Sunumunda Batı Terminaline ayrı bir önem veren Mimar Arolat, “Bu sistem entegre bir sistem. Batı terminalinin hemen altında bulunan bölgede genel otopark var. İnsanlar sorunsuz bir şekilde oraya ulaşabiliyorlar. Biz 3 yıldır bu projeye çalışıyoruz, ufak tefek sorunlar olabilir ama trafik yönünden birçok nokta yönünden çözümlerin yapıldığı, kentsel açıdan sorunların ortadan kaldırıldığı bir sistemden bahsediyoruz. Hiç bu sisteme karışmak istemeyenlerin sorunsuz bir şekilde karayolundan girip çıkabileceği akslar mümkün. Hem plan düzleminde medeni iyi çalışan bir terminalle, onun eklentisi olan bir alan tasarlandı” şeklinde konuştu.

“MEVCUT YAPILARIN ÜSTÜNE GEREKSİZ YÜK YÜKLEMEK YERİNEYENİ YAPILAR YAPMA ŞANSI VAR”

Mimar Arolat, “SEKA havzası esasen 11 yıldır çalıştığımız bir kültür havzası. Prensibi şu mevcut yapıları kendi karakteriyle koruyan, onları birden bire kötü restorasyonlarla yeni yapılar haline getiren yapılar oluşturmamak. Burada patina dediğimiz yaşanmışlığı, zamanın izlerini önemsiyoruz. Modern endüstri yapıları diyeceğimiz, o dilin patina durumunun projenin bir parçası olması gerektiğini vurgulayayım. Birtakım ufak da olsa yeni yapılar yapma şansı var, ekleme şansı var. Mevcut yapıların üstüne gereksiz yük yüklemek yerine daha yeni yapılarla desteklenmesi mümkün. Yeteri kadar yeşil alanla yeni bir kimlik katmak da mümkün” dedi.

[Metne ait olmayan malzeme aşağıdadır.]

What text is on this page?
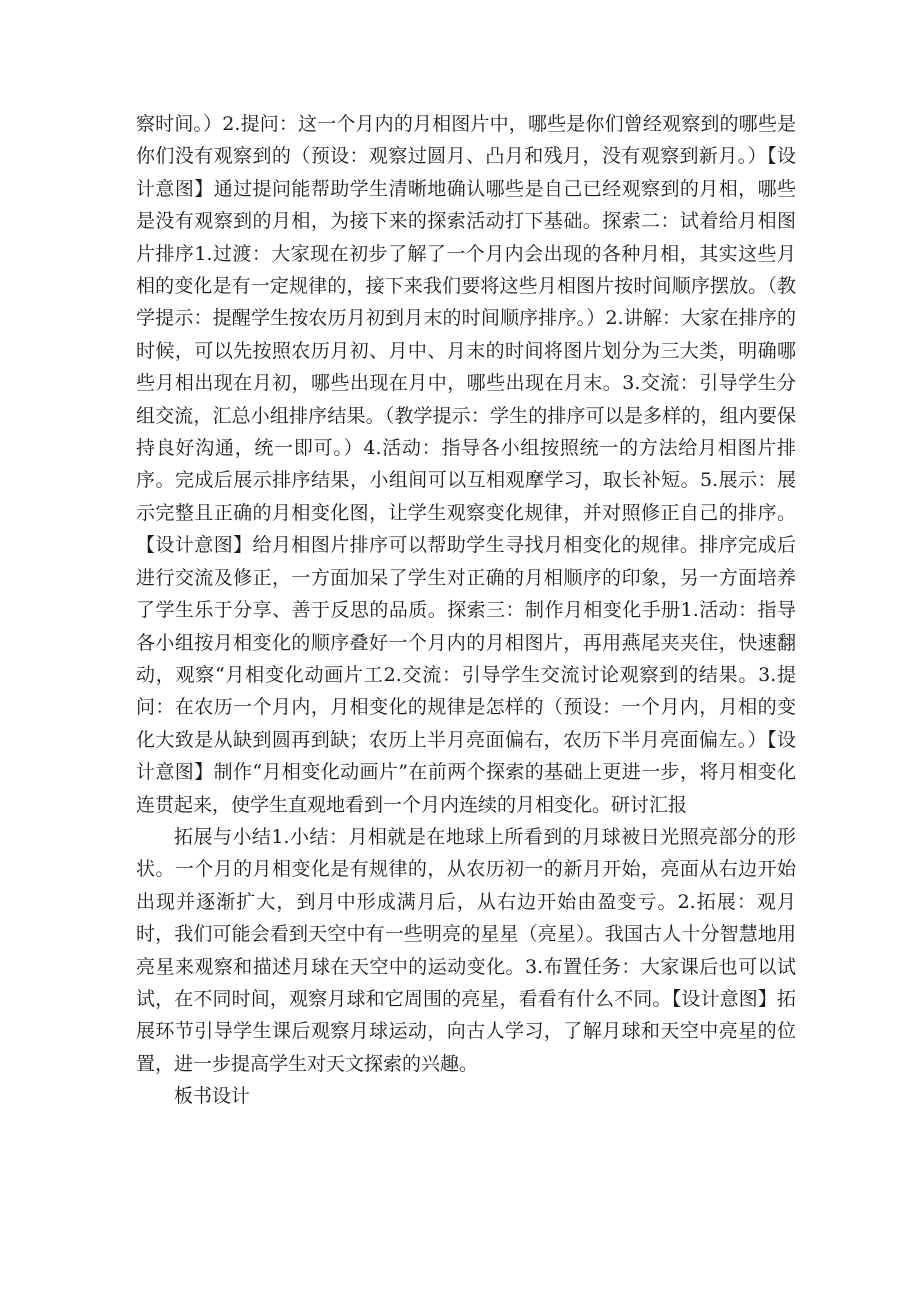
察时间。）2.提问：这一个月内的月相图片中，哪些是你们曾经观察到的哪些是你们没有观察到的（预设：观察过圆月、凸月和残月，没有观察到新月。）【设计意图】通过提问能帮助学生清晰地确认哪些是自己已经观察到的月相，哪些是没有观察到的月相，为接下来的探索活动打下基础。探索二：试着给月相图片排序1.过渡：大家现在初步了解了一个月内会出现的各种月相，其实这些月相的变化是有一定规律的，接下来我们要将这些月相图片按时间顺序摆放。（教学提示：提醒学生按农历月初到月末的时间顺序排序。）2.讲解：大家在排序的时候，可以先按照农历月初、月中、月末的时间将图片划分为三大类，明确哪些月相出现在月初，哪些出现在月中，哪些出现在月末。3.交流：引导学生分组交流，汇总小组排序结果。（教学提示：学生的排序可以是多样的，组内要保持良好沟通，统一即可。）4.活动：指导各小组按照统一的方法给月相图片排序。完成后展示排序结果，小组间可以互相观摩学习，取长补短。5.展示：展示完整且正确的月相变化图，让学生观察变化规律，并对照修正自己的排序。【设计意图】给月相图片排序可以帮助学生寻找月相变化的规律。排序完成后进行交流及修正，一方面加呆了学生对正确的月相顺序的印象，另一方面培养了学生乐于分享、善于反思的品质。探索三：制作月相变化手册1.活动：指导各小组按月相变化的顺序叠好一个月内的月相图片，再用燕尾夹夹住，快速翻动，观察“月相变化动画片工2.交流：引导学生交流讨论观察到的结果。3.提问：在农历一个月内，月相变化的规律是怎样的（预设：一个月内，月相的变化大致是从缺到圆再到缺；农历上半月亮面偏右，农历下半月亮面偏左。）【设计意图】制作“月相变化动画片”在前两个探索的基础上更进一步，将月相变化连贯起来，使学生直观地看到一个月内连续的月相变化。研讨汇报

拓展与小结1.小结：月相就是在地球上所看到的月球被日光照亮部分的形状。一个月的月相变化是有规律的，从农历初一的新月开始，亮面从右边开始出现并逐渐扩大，到月中形成满月后，从右边开始由盈变亏。2.拓展：观月时，我们可能会看到天空中有一些明亮的星星（亮星）。我国古人十分智慧地用亮星来观察和描述月球在天空中的运动变化。3.布置任务：大家课后也可以试试，在不同时间，观察月球和它周围的亮星，看看有什么不同。【设计意图】拓展环节引导学生课后观察月球运动，向古人学习，了解月球和天空中亮星的位置，进一步提高学生对天文探索的兴趣。

板书设计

“ENDÜSTRİ YAPILAR KORUNMALI”

Bölgede bulunan tarihi mekanlar bugün olduklarından da daha değerli hale getirilmesi gerektiğini belirten Mimar Arolat, “Kentlilerin aşağıdaki tarihi ve yukardaki modernist durumla gurur duyacağı bir durum yaratmak mümkün. Çok ciddi bir trafik akış çalışması yapıldı. Sorunsuz bir terminal ve onun eklentisi olan bir alan tasarlandı. Mevcut endüstri yapılarını kendi karakterlerini koruyan yapılar olarak dönüştürmek istiyoruz. Burada dev bir kütüphane yapılabilir. Bir liste yaptık ama geliştirmek istiyoruz. Mevcut peyzajları da önemsiyorum. Mannesman alanını da içiren bir çalışma yapmak lazım” şeklinde konuştu.

“MANNESMAN ALANI İYİ ÇALIŞILMALI”

Hikaye’nin yeni başlayan bir hikaye olduğunu ifade eden Mimar Arolat, “Acele etmeyerek, üzerinde yeteri kadar tartışarak. Düşünerek ve koruyarak çalışmak gerekiyor. Mannesman alanının bu alanın hafızasına uygun bir imar çalışması yapılması gerekiyor. Çok fazla yükseklik yapmamak gerekiyor. 3-4 kat yapılar olabilir. Bana sorulsaydı bir yıkmayalım derdim. Belki onun fiziksel varoluşu üzerinden bir proje yapılabilirdi. Bu alanının bir bütün olduğunu unutmadan çalışmak gerekiyor. Entegre bir proje olarak düşünmek gerekiyor” dedi.